De Castellane has all these elements—the decadence and excess, the whimsical and the doomed—in her genes. Born into an haute bourgeoisie family that goes back to the 10th century, she boasts an illustrious ancestry that includes reigning princes, bishops, generals, noblemen, and, most notoriously, a Parisian legend of the Belle Epoque. Born on Valentine’s Day, 1867, Victoire’s great-granduncle Boni de Castellane was the sort of dandy case study that makes academics’ hearts skip a beat. Dashing, elegant, and full of sparkling bons mots, he married American railroad heiress Anna Gould in 1895 and immediately set about hemorrhaging $10 million of her father’s riches on a lifestyle that one biography politely describes as Louisquatorzien. With natty facial hair, a flamboyant wardrobe, and a portfolio of opulent estates, Boni soon became one of Europe’s most voguish gentlemen.

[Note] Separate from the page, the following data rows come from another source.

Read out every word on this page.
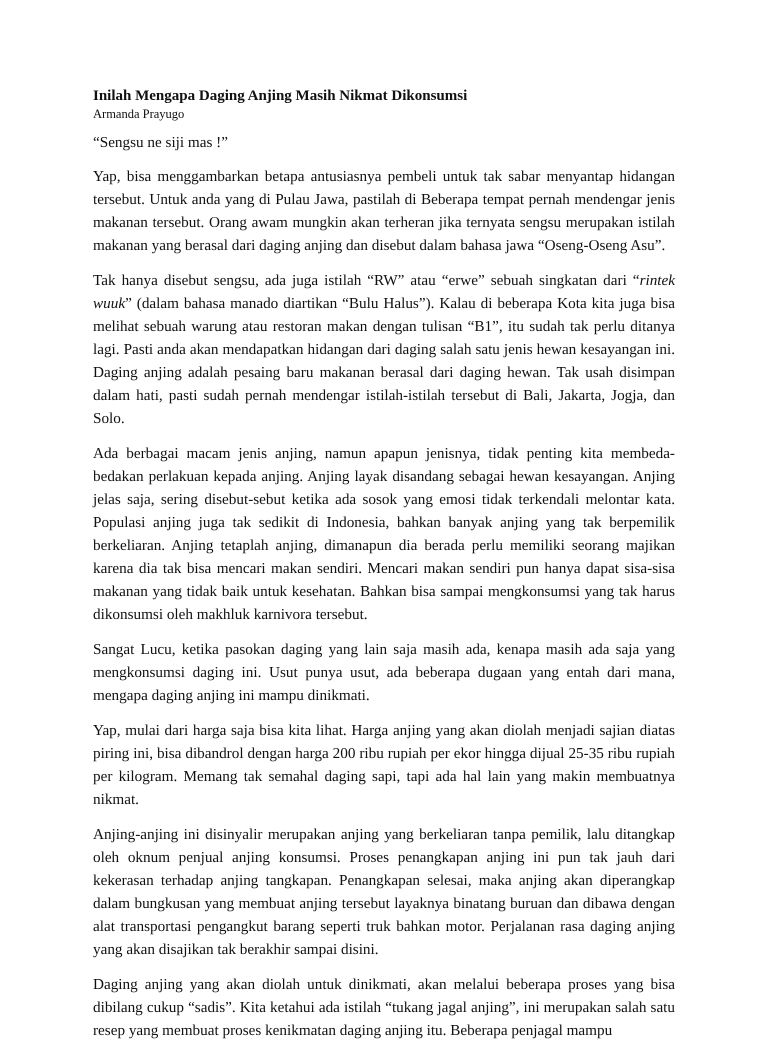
Inilah Mengapa Daging Anjing Masih Nikmat Dikonsumsi

Armanda Prayugo

“Sengsu ne siji mas !”

Yap, bisa menggambarkan betapa antusiasnya pembeli untuk tak sabar menyantap hidangan tersebut. Untuk anda yang di Pulau Jawa, pastilah di Beberapa tempat pernah mendengar jenis makanan tersebut. Orang awam mungkin akan terheran jika ternyata sengsu merupakan istilah makanan yang berasal dari daging anjing dan disebut dalam bahasa jawa “Oseng-Oseng Asu”.

Tak hanya disebut sengsu, ada juga istilah “RW” atau “erwe” sebuah singkatan dari “rintek wuuk” (dalam bahasa manado diartikan “Bulu Halus”). Kalau di beberapa Kota kita juga bisa melihat sebuah warung atau restoran makan dengan tulisan “B1”, itu sudah tak perlu ditanya lagi. Pasti anda akan mendapatkan hidangan dari daging salah satu jenis hewan kesayangan ini. Daging anjing adalah pesaing baru makanan berasal dari daging hewan. Tak usah disimpan dalam hati, pasti sudah pernah mendengar istilah-istilah tersebut di Bali, Jakarta, Jogja, dan Solo.

Ada berbagai macam jenis anjing, namun apapun jenisnya, tidak penting kita membeda-bedakan perlakuan kepada anjing. Anjing layak disandang sebagai hewan kesayangan. Anjing jelas saja, sering disebut-sebut ketika ada sosok yang emosi tidak terkendali melontar kata. Populasi anjing juga tak sedikit di Indonesia, bahkan banyak anjing yang tak berpemilik berkeliaran. Anjing tetaplah anjing, dimanapun dia berada perlu memiliki seorang majikan karena dia tak bisa mencari makan sendiri. Mencari makan sendiri pun hanya dapat sisa-sisa makanan yang tidak baik untuk kesehatan. Bahkan bisa sampai mengkonsumsi yang tak harus dikonsumsi oleh makhluk karnivora tersebut.

Sangat Lucu, ketika pasokan daging yang lain saja masih ada, kenapa masih ada saja yang mengkonsumsi daging ini. Usut punya usut, ada beberapa dugaan yang entah dari mana, mengapa daging anjing ini mampu dinikmati.

Yap, mulai dari harga saja bisa kita lihat. Harga anjing yang akan diolah menjadi sajian diatas piring ini, bisa dibandrol dengan harga 200 ribu rupiah per ekor hingga dijual 25-35 ribu rupiah per kilogram. Memang tak semahal daging sapi, tapi ada hal lain yang makin membuatnya nikmat.

Anjing-anjing ini disinyalir merupakan anjing yang berkeliaran tanpa pemilik, lalu ditangkap oleh oknum penjual anjing konsumsi. Proses penangkapan anjing ini pun tak jauh dari kekerasan terhadap anjing tangkapan. Penangkapan selesai, maka anjing akan diperangkap dalam bungkusan yang membuat anjing tersebut layaknya binatang buruan dan dibawa dengan alat transportasi pengangkut barang seperti truk bahkan motor. Perjalanan rasa daging anjing yang akan disajikan tak berakhir sampai disini.

Daging anjing yang akan diolah untuk dinikmati, akan melalui beberapa proses yang bisa dibilang cukup “sadis”. Kita ketahui ada istilah “tukang jagal anjing”, ini merupakan salah satu resep yang membuat proses kenikmatan daging anjing itu. Beberapa penjagal mampu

His own mini Versailles—le Palais Rose, a pink marble hôtel particulier on Paris’s elegant avenue Foch—was the scene of his era’s most lavish parties, with guests including Marcel Proust and a veritable who’s who of European noblesse. Predictably, Boni’s big party ended in tears: A fantastically messy divorce (Gould ran off with his cousin) left our dashing hero destitute. He was forced to take gainful employment as an antiques dealer (what else?) before dying in 1932, a shadow of his former self.